Re: [PATCH -next 2/3] md/raid10: convert resync_lock to use seqlock

From: Guoqing Jiang
Date: Thu Sep 01 2022 - 21:01:52 EST




On 9/2/22 8:56 AM, Logan Gunthorpe wrote:

On 2022-09-01 18:49, Guoqing Jiang wrote:

On 9/2/22 2:41 AM, Logan Gunthorpe wrote:
Hi,

On 2022-08-29 07:15, Yu Kuai wrote:
From: Yu Kuai <yukuai3@xxxxxxxxxx>

Currently, wait_barrier() will hold 'resync_lock' to read
'conf->barrier',
and io can't be dispatched until 'barrier' is dropped.

Since holding the 'barrier' is not common, convert 'resync_lock' to use
seqlock so that holding lock can be avoided in fast path.

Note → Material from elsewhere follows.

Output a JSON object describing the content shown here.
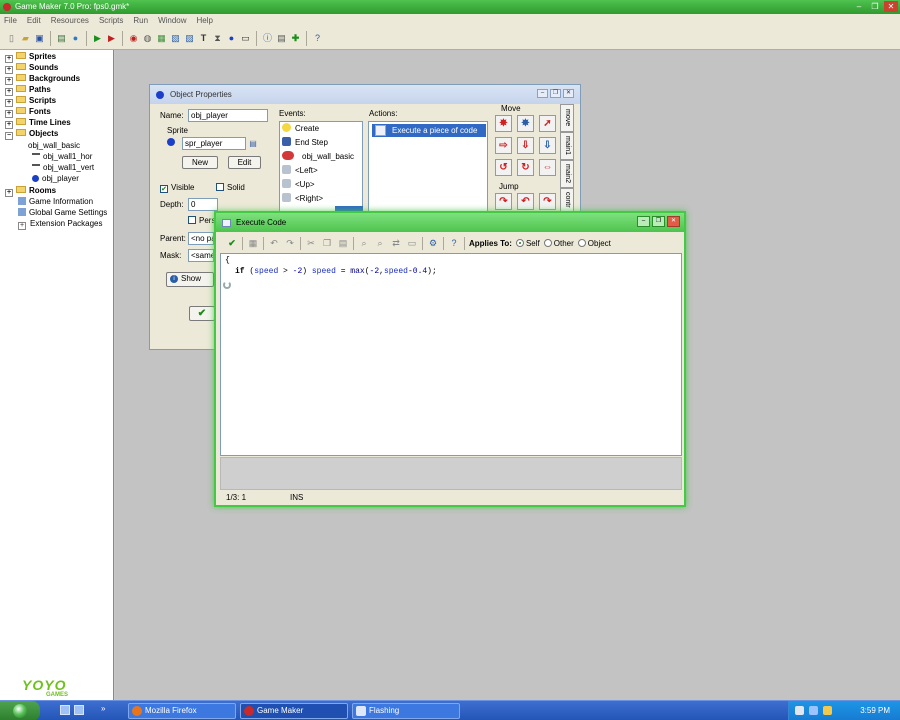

Signed-off-by: Yu Kuai <yukuai3@xxxxxxxxxx>
I've found some lockdep issues starting with this patch in md-next while
running mdadm tests (specifically 00raid10 when run about 10 times in a
row).

I've seen a couple different lock dep errors. The first seems to be
reproducible on this patch, then it possibly changes to the second on
subsequent patches. Not sure exactly.
That's why I said "try mdadm test suites too to avoid regression." ...
You may have to run it multiple times, a single run tends not to catch
all errors. I had to loop the noted test 10 times to be sure I hit this
every time when I did the simple bisect.

And ensure that all the debug options are on when you run it (take a
look at the Kernel Hacking section in menuconfig). You won't hit this
bug without at least CONFIG_PROVE_LOCKING=y.

Yes,  we definitely need to enable the option to test change for locking stuffs.

Thanks,
Guoqing